Oggi quelli che fanno le somme non considerano che, oltre alla scomparsa dell’unica azienda saccarifera al di sotto del Rubicone, sosterremo i costi per la demolizione della fabbrica, lo smaltimento dei materiali, la perdita patrimoniale, la bonifica ambientale, il saldo dei debiti, gli ammortizzatori sociali “lunghi”, la perdita delle quote, la scomparsa dell’indotto.
Questo succederà! Per lo Zuccherificio le esequie sono agli sgoccioli. Per la Gam e la filiera avicola molte delle precedenti ragioni valgono pienamente. Con un’aggravante, per il sostegno e il rilancio: la particolarità della produzione legata a tempi definiti e brevi sia per l’allevamento che per la lavorazione e la successiva distribuzione.
Vorrei credere alla società di Amadori, ancorché piccola e sottocapitalizzata. Ma l’esperienza fatta, in tre anni, con AIA e Amadori, non mi lascia tranquillo.
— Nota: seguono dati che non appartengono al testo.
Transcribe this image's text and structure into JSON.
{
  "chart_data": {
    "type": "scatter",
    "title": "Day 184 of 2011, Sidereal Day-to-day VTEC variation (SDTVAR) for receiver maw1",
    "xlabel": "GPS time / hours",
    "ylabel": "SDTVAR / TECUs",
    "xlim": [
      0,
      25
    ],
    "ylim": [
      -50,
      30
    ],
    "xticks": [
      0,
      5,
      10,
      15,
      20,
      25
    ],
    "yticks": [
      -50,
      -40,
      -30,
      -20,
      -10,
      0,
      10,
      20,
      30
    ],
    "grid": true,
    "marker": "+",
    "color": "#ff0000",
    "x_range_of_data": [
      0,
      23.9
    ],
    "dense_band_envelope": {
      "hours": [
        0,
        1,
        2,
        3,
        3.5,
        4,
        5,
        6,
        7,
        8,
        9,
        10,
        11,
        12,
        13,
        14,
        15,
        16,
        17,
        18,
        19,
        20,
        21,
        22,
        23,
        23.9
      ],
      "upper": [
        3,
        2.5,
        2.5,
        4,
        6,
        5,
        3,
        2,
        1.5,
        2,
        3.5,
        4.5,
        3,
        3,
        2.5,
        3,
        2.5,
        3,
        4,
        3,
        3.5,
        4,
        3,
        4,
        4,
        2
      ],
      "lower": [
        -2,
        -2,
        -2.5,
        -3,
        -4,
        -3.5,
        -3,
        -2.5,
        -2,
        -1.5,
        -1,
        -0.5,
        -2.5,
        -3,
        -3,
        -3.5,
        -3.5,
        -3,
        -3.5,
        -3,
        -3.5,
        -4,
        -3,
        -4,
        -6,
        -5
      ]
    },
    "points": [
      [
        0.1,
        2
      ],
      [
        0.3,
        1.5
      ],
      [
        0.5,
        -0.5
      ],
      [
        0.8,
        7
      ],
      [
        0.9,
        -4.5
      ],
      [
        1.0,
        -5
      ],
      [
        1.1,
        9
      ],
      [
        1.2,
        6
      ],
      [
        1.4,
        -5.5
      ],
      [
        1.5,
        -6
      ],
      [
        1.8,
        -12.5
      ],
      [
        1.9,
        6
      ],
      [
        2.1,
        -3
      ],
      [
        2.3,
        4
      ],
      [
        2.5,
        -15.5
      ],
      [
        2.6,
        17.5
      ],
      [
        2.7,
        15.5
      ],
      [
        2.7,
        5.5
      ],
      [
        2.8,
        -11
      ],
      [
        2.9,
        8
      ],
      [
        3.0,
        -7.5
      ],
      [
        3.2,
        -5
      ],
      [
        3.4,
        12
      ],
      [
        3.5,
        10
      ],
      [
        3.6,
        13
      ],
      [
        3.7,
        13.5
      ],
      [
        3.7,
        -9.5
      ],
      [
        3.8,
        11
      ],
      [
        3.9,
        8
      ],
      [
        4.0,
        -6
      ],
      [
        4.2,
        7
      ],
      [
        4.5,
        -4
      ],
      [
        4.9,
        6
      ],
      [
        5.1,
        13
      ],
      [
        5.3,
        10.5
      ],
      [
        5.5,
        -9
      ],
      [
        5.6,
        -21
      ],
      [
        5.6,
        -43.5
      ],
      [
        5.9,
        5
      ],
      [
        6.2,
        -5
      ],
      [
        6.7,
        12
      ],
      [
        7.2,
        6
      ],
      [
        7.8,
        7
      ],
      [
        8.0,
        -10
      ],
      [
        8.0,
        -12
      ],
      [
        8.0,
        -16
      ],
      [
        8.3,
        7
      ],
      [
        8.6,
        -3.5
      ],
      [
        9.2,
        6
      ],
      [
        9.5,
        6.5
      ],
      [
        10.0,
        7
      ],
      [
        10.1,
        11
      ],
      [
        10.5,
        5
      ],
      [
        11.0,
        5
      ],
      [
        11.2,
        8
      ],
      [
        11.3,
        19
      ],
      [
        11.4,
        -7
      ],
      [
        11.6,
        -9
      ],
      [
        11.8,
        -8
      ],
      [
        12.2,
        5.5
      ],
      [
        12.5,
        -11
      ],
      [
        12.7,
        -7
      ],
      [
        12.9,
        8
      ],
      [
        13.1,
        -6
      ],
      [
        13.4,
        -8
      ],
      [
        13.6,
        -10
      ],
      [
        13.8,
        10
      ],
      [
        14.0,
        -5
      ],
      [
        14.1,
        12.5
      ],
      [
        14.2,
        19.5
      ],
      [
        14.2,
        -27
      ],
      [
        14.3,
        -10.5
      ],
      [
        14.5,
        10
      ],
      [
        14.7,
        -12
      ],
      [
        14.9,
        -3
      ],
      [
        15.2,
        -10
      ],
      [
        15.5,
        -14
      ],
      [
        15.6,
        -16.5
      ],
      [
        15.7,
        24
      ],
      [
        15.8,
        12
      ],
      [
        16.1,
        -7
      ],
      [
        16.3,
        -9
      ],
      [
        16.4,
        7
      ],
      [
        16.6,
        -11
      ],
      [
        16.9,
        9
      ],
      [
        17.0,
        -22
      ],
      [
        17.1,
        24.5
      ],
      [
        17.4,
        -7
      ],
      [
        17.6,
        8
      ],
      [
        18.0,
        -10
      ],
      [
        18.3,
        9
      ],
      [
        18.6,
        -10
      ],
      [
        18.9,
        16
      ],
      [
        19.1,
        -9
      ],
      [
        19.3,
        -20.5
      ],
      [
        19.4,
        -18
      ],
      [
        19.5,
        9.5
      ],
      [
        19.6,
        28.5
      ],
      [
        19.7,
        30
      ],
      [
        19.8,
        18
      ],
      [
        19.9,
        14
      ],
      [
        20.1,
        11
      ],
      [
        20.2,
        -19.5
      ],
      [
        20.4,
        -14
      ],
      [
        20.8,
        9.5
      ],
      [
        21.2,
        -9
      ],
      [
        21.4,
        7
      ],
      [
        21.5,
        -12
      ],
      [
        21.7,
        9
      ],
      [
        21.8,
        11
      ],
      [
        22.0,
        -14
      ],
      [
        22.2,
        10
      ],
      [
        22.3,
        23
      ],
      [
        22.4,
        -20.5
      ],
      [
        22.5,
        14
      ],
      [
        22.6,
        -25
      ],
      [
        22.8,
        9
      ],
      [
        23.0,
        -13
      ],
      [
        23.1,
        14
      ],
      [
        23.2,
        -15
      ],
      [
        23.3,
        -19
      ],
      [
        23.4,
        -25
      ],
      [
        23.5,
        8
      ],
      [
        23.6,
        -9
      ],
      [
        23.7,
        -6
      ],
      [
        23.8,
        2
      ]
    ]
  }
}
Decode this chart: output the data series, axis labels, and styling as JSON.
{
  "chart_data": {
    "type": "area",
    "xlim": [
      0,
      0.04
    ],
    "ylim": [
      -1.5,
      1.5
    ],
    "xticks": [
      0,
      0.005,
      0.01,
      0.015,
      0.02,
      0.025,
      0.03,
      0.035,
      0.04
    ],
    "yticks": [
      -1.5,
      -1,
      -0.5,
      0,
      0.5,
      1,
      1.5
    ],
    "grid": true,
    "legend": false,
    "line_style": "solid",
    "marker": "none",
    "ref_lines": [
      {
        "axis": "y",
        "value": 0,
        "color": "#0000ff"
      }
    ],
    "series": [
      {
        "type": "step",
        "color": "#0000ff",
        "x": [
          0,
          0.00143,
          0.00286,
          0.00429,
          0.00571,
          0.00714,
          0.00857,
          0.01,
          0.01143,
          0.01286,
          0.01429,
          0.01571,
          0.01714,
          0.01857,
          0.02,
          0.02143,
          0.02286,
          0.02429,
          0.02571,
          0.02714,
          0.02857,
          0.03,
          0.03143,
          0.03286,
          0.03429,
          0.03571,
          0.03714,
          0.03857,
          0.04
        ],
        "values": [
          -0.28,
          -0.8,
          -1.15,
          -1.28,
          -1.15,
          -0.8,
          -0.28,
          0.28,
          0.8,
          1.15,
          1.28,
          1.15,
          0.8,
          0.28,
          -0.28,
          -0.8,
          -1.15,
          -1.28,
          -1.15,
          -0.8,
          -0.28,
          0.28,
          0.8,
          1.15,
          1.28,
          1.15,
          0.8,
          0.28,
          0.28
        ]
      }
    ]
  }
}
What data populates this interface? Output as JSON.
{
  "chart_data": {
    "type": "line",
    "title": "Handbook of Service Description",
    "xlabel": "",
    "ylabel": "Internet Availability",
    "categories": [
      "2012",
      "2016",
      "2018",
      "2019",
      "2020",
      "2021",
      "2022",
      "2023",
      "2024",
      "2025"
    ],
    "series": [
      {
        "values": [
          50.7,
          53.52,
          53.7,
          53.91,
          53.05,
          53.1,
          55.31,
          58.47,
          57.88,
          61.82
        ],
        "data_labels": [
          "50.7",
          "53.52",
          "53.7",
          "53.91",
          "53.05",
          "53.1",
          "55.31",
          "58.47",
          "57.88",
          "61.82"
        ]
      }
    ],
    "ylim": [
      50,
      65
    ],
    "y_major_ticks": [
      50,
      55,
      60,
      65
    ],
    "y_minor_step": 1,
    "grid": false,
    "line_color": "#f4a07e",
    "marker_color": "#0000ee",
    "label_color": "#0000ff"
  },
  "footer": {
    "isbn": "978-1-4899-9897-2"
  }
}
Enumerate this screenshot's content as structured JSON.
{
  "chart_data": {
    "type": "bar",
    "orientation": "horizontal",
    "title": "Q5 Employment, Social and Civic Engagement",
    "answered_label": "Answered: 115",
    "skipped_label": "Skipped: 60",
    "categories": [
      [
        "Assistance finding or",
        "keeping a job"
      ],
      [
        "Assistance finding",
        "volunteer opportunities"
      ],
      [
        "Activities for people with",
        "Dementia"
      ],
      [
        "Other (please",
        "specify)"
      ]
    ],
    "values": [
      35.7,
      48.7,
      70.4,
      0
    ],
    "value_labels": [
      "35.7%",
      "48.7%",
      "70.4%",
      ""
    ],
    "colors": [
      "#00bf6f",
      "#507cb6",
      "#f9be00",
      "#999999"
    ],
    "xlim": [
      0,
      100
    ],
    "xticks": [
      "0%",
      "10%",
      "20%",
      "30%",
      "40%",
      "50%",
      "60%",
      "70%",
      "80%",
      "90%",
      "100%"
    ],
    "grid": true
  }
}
Chiunque capisce subito che per loro è e sarà più conveniente che qui si lavori per conto, senza avere i problemi delle maestranze, degli immobili e delle macchine. Sono i padroni del mercato e il loro interesse è difficilmente conciliabile con gli interessi sociali e produttivi di una piccola regione, se non attraverso l’erogazione di ingenti risorse pubbliche(!!!!).
Si è fatto un grave errore nel lasciare che le due filiere esaurissero la loro consistenza per consunzione. Quando si faranno bene i conti si capirà che lasciare accesa l’ultima candela, sarebbe costato meno che farla spegnere. Forse si è ancora in tempo, però!
La politica si assuma la responsabilità di riaccendere il lume a Termoli e a Boiano, immaginando e perseguendo, con ruolo attivo e principale, obiettivi e soluzioni.
Alla fine, con la luce accesa e dritti sulla schiena, è più facile che qualcuno che ha veramente interesse porti la corrente e le lampadine.